実家暮らしの恋 Vol.5

「あなたはどうしたいの?」両親に依存していた28歳女に突き付けられた、“自立”への問いかけ

東京で1人暮らしを始める際、家賃の高さに目を疑う人も多いのではないだろうか?

特に23区の人気エリアでは、狭い1Kでも10万円を超えることはザラ。まだ収入の低い20代の若者たちの中には、“実家暮らし”を選択する者も少なくない。

家賃がかからない分可処分所得が多くなり、その分自分の好きなことにお金を使えることは、大きなメリットだ。

大手総合商社で働く一ノ瀬遥(28)もそのうちの一人。

仕事は完璧、また収入の大半をファッションや美容に投資できる彼女はいつも隙なく美しく、皆の憧れの的。最近は新しい彼氏もでき、全てが順風満帆…のはずだったが!?

お互いが実家暮らしであることにショックを受けた遥と圭介。圭介が彼女との時間を作ろうと前向きに考えているのも知らず、遥は彼と外でしか会えないことや実家暮らしの現実に違和感を覚え、遂に「一緒に住みたい」と泣きだしてしまうが…


圭介の決心


「…やっぱり、圭介と一緒に住みたいの…」

遥の涙がおさまるのを待つ間に、長い間揺らいでいた圭介の決心は固まっていった。

遥はいつも楽しそうで、自分にとっておきの笑顔を向けてくれる。しかし、圭介は彼女の変化に段々と気付き始めていた。

地下鉄の反対ホームで手を振ったあと遠くを見つめていたり、スーパーの袋を提げたカップルとすれ違う瞬間、気もそぞろに一生懸命話していたはずの話題を止めてしまうこともあった。

またソファを選んだあの日、「親父のプレゼント」と言ったあとの寂しそうにしていた表情も、見逃さなかった。

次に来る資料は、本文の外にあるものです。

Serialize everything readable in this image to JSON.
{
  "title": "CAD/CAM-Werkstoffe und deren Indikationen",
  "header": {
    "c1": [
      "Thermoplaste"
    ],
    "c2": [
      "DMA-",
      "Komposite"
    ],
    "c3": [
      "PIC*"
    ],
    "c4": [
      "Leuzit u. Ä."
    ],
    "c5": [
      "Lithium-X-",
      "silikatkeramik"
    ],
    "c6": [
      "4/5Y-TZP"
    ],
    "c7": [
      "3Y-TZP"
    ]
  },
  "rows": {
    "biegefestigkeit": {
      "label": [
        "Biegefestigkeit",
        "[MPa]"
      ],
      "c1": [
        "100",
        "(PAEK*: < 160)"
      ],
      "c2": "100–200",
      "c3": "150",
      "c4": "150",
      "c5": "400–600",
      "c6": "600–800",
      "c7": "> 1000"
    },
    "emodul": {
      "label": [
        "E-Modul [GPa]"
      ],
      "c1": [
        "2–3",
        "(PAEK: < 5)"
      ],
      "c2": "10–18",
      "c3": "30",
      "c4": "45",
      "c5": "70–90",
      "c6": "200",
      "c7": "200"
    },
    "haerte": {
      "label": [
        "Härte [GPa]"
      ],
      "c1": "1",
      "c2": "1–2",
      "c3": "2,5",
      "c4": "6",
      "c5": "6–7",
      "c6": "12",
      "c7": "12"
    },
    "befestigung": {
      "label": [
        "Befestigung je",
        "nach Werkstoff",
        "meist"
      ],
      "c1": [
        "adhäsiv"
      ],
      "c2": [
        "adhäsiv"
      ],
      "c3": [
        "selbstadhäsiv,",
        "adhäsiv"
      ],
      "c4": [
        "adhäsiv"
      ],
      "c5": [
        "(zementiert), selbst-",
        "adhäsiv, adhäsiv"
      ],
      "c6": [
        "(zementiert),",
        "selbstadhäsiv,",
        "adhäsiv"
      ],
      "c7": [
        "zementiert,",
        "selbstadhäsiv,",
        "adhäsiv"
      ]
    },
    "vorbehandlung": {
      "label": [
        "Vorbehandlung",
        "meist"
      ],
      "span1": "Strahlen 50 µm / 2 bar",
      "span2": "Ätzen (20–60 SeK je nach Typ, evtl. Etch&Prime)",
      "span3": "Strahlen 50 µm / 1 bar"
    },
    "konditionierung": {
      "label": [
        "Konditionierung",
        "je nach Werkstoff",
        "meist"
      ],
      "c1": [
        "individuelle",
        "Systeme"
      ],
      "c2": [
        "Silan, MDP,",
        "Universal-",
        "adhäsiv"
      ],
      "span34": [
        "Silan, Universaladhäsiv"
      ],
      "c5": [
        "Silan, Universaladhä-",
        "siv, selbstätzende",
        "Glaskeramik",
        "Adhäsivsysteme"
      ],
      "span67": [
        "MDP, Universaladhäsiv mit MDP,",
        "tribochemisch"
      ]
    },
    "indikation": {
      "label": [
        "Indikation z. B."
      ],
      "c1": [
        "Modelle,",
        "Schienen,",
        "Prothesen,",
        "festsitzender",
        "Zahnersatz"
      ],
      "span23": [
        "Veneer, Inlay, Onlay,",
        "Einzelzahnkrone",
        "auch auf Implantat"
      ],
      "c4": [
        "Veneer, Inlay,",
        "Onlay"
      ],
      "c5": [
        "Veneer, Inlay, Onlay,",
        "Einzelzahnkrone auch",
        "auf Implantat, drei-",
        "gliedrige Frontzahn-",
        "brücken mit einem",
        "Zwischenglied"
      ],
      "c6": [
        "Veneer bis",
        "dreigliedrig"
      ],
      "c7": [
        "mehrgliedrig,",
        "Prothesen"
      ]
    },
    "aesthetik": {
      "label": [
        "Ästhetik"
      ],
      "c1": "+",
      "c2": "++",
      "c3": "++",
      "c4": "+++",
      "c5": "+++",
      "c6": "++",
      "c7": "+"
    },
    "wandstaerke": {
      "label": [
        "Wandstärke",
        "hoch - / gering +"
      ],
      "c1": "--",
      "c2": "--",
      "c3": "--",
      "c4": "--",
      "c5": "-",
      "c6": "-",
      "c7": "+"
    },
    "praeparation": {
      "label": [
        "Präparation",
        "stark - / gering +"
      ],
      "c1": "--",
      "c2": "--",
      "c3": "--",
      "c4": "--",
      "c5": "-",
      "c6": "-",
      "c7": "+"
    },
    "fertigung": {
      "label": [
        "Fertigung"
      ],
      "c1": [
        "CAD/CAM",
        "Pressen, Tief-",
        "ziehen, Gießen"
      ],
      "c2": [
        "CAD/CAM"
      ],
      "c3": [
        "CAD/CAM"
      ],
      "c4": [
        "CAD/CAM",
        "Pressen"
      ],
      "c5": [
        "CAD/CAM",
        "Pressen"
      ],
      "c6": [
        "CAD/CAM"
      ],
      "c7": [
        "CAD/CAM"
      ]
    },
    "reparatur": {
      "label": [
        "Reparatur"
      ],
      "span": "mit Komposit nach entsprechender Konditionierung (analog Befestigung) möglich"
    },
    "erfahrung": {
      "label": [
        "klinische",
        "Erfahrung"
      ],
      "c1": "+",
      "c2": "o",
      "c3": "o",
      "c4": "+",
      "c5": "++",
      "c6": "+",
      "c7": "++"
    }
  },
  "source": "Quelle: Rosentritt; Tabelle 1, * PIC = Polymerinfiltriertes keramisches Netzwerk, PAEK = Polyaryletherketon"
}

遥の、もっと一緒の時間を過ごしたいという思いは痛いほど感じており、その解決策をここ最近ずっと考えていたのだった。

圭介は、予約していた『日本料理 炭火焼 いふう』の扉を開ける。「上でもいいですか?」と言うと、店員は快く3階のテーブル席に通してくれた。

「…圭介、さっきはごめんなさい。私、取り乱しちゃって…。」

遥は申し訳なさそうに下を向いたあと、もじもじと周囲を気にする素振りをする。圭介の馴染みの店で、自分が浮かない顔をしているのは悪い、という心遣いが見て取れた。

―早く、言おう。彼女より先に。

運ばれてきたビールで唇を潤し、圭介は意を決する。

「遥、ちょっと、こっちに」

遥の耳元に自分の口を近づける。遥も少し身を乗り出し、ふたりは囁き合う距離になった。

「俺たち、一緒に住もう。」

そう遥の耳元で囁き、少し顔を離して微笑む。遥の大きな瞳には、圭介だけが映っていた。